1. Twins for system prediction 
A digital twin geared toward predicting complex systems 30% 

2. Twins for system simulation 
A digital twin geared toward simulating complex system behaviour 28% 

3. Twins for asset interoperability 
A digital twin geared toward common data formats and streamlined data extraction in complex systems 24% 

4. Twins for maintenance 
A digital twin geared toward assisting with maintenance-related use cases 21% 

5. Twins for system visualisation 
A digital twin geared toward visualising a complex system (e.g., in 3D) 20% 

6. Twins for product simulation 
A digital twin geared toward simulating the behaviour of (future) products (mostly during the design phase) 9%

The research shows that there is strong interest in digital twins, but not all digital twins are equal.
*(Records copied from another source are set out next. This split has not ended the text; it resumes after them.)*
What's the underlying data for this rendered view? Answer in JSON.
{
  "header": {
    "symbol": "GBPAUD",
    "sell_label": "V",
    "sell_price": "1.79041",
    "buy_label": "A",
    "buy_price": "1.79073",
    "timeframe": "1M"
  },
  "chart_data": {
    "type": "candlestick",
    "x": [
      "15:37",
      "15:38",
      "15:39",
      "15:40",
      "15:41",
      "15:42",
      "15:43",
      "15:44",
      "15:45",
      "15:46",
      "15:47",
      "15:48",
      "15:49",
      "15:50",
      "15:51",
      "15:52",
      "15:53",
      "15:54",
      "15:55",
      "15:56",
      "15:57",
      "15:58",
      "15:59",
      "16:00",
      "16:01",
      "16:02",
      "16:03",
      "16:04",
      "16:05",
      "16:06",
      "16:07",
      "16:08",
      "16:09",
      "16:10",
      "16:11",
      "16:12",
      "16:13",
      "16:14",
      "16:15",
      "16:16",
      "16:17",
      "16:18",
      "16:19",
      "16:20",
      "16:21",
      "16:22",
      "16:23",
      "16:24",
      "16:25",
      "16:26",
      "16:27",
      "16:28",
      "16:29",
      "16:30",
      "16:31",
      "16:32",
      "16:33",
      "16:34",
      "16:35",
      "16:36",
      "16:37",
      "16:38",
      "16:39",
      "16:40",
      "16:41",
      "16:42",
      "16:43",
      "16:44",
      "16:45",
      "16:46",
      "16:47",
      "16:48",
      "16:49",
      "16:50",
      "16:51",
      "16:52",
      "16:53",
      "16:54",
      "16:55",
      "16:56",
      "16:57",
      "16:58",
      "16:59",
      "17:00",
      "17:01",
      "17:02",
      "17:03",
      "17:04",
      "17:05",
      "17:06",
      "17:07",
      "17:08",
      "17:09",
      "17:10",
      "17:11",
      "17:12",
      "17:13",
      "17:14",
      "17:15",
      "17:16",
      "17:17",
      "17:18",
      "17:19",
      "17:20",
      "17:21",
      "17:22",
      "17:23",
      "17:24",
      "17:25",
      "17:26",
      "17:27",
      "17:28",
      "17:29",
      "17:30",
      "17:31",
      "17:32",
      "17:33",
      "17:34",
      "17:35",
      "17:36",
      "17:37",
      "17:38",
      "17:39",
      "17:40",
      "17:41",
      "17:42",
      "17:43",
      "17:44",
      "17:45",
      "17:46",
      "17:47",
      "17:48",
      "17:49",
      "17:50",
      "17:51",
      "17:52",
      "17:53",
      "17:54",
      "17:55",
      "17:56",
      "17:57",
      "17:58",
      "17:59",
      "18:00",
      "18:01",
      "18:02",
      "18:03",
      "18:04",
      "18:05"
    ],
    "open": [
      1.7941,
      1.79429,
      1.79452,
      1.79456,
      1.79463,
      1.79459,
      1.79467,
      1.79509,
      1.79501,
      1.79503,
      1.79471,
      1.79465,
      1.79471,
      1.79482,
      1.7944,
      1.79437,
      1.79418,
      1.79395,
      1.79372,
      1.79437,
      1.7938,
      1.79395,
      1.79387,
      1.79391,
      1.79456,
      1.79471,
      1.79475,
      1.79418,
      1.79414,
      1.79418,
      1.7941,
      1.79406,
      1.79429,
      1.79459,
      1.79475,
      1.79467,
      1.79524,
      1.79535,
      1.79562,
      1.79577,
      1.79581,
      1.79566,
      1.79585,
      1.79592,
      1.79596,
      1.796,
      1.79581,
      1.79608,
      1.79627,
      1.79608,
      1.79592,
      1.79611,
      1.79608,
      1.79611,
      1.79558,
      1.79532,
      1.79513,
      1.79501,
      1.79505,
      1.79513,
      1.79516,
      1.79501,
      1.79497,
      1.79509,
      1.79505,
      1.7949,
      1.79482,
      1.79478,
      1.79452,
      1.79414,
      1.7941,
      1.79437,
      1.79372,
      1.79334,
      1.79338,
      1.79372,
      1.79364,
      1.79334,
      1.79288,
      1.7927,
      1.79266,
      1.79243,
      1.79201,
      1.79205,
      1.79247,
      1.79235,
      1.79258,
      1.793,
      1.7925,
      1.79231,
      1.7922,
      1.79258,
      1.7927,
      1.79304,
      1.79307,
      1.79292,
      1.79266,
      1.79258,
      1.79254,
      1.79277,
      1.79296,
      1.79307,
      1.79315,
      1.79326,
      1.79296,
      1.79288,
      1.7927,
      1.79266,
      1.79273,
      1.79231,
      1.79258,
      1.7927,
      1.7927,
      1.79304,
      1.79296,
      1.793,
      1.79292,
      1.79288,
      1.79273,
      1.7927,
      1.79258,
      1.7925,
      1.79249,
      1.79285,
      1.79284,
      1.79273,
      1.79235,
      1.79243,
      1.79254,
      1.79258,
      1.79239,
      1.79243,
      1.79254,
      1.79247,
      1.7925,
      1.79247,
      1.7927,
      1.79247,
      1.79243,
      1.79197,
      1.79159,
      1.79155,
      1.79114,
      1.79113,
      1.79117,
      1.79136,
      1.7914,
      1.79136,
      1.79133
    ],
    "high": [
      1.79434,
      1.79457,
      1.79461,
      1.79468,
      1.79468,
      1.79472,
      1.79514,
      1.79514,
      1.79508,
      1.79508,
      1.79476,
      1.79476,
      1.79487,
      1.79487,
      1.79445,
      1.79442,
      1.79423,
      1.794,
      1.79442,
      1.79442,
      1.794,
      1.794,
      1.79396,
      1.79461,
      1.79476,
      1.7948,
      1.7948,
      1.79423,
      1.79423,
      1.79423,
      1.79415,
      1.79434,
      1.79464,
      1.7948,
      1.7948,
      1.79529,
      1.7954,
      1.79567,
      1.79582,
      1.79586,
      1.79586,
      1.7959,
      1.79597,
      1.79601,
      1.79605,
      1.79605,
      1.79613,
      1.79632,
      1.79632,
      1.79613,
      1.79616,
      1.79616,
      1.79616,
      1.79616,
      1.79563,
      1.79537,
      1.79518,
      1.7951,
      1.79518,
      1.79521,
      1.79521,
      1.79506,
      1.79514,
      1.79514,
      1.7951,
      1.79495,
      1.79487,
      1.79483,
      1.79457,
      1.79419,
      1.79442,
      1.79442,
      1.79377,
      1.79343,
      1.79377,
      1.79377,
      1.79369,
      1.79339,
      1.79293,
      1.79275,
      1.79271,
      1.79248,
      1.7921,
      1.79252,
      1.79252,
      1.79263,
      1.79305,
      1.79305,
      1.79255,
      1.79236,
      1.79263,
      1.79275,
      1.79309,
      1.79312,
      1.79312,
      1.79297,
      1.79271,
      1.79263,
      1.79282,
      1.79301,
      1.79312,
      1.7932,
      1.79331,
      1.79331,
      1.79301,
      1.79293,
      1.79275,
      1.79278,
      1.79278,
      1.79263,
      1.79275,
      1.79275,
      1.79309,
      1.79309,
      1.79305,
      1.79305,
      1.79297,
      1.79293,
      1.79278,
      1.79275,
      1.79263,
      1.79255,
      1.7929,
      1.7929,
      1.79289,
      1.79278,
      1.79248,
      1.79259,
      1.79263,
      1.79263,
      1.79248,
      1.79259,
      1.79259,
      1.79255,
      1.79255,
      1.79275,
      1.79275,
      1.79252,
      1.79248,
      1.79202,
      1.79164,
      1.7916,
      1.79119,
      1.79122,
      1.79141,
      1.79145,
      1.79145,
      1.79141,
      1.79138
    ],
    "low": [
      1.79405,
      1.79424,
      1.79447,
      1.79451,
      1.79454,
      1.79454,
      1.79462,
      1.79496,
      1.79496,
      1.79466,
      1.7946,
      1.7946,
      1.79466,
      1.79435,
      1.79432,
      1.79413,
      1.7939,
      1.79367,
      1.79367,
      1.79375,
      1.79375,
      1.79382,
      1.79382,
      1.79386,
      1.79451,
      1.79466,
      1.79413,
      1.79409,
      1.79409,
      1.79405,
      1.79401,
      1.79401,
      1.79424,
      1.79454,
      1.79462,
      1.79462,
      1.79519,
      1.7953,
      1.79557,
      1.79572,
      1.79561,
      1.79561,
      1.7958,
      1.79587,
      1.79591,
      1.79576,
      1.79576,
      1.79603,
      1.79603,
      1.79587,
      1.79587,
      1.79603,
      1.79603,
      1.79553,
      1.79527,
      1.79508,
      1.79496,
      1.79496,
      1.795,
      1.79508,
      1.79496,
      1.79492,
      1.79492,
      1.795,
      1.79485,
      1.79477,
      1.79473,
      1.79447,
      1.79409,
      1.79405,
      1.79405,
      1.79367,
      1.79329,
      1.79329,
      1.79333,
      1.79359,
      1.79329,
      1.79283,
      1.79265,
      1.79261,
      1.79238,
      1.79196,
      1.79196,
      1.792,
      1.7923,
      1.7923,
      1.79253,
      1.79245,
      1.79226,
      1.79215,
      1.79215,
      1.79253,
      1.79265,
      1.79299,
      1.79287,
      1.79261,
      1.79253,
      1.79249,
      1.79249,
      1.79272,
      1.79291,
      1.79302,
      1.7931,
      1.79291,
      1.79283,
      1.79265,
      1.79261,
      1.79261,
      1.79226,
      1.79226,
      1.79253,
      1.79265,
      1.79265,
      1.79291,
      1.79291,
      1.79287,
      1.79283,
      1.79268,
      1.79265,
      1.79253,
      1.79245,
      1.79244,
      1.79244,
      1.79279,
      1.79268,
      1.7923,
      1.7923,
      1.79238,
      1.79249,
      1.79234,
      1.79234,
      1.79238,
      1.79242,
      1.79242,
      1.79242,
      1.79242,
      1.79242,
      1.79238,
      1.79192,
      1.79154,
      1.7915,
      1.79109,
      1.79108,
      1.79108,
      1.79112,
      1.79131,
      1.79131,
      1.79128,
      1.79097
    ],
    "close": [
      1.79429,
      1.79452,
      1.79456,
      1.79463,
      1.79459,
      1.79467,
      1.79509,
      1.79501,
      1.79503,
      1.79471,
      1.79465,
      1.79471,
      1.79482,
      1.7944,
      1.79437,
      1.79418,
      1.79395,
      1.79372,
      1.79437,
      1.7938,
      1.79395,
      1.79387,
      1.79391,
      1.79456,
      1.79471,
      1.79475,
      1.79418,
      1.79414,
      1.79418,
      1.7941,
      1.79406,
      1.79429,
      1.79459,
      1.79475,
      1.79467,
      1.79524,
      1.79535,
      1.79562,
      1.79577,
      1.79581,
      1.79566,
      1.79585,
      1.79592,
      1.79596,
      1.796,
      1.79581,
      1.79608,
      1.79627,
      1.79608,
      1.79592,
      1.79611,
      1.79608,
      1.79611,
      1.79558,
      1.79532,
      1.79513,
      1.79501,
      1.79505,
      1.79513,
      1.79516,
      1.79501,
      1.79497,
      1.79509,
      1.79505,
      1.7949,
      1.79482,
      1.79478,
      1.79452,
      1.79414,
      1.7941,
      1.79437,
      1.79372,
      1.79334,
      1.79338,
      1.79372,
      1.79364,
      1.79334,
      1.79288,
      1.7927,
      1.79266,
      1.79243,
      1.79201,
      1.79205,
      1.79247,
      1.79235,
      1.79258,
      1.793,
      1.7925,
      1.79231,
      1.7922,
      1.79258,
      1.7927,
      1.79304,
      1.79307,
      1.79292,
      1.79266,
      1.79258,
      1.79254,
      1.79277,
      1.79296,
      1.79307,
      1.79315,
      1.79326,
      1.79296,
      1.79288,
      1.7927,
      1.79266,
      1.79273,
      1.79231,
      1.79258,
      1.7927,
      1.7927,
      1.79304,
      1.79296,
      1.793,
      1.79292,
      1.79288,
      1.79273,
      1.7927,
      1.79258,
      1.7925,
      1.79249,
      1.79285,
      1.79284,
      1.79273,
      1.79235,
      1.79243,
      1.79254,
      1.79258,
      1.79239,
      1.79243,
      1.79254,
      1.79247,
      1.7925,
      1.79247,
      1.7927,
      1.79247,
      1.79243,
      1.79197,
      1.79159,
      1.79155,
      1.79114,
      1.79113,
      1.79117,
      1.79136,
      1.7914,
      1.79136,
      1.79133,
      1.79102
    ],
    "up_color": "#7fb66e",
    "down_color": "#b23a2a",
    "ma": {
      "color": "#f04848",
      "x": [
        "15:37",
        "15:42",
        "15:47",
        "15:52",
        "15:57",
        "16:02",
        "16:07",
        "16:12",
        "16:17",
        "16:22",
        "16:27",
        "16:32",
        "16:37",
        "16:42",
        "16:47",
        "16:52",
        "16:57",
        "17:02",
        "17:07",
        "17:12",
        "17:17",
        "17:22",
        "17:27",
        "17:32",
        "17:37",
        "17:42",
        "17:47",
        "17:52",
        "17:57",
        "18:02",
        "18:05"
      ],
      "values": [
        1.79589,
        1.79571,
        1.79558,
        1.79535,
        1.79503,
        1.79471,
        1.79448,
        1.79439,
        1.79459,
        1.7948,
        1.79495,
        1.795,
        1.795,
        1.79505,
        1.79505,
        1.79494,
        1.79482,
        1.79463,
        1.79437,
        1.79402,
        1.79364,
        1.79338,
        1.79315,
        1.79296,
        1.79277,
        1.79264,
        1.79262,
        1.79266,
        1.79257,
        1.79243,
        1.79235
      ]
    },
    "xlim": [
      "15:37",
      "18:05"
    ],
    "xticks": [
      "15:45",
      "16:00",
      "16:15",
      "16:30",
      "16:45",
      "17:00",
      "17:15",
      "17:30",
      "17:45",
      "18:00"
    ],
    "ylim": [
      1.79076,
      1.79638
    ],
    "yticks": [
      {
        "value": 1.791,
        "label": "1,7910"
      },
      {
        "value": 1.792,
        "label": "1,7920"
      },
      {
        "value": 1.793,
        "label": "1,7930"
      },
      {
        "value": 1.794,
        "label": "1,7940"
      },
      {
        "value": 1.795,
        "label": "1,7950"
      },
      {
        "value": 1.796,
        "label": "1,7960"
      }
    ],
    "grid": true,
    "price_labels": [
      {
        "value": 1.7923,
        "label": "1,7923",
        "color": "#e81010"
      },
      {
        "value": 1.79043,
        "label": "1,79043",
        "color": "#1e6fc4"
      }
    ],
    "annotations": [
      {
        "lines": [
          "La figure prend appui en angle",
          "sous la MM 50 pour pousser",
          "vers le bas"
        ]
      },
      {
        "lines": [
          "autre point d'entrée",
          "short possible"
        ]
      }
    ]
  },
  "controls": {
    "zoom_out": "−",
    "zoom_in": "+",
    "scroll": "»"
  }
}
Every digital twin project is distinct in terms of its sophistication, life cycle phase to which it caters, and use.

"It is important to realise that there is not one best or one single use for digital twins. It really depends on the end goal," IoT Analytics says. 

"For some digital twin applications, simulation may be the key use (e.g., when wanting to test what-if scenarios); for others, emulation may be the key use (e.g., when checking for configuration errors or when training operators); and for others still, prediction is the key use (e.g., when estimating future performance).

"We identified six clusters of digital twin applications that reflect two-thirds of all digital twin projects today. With regard to the most common use, 31% of the digital twin projects are focused on prediction at the system level."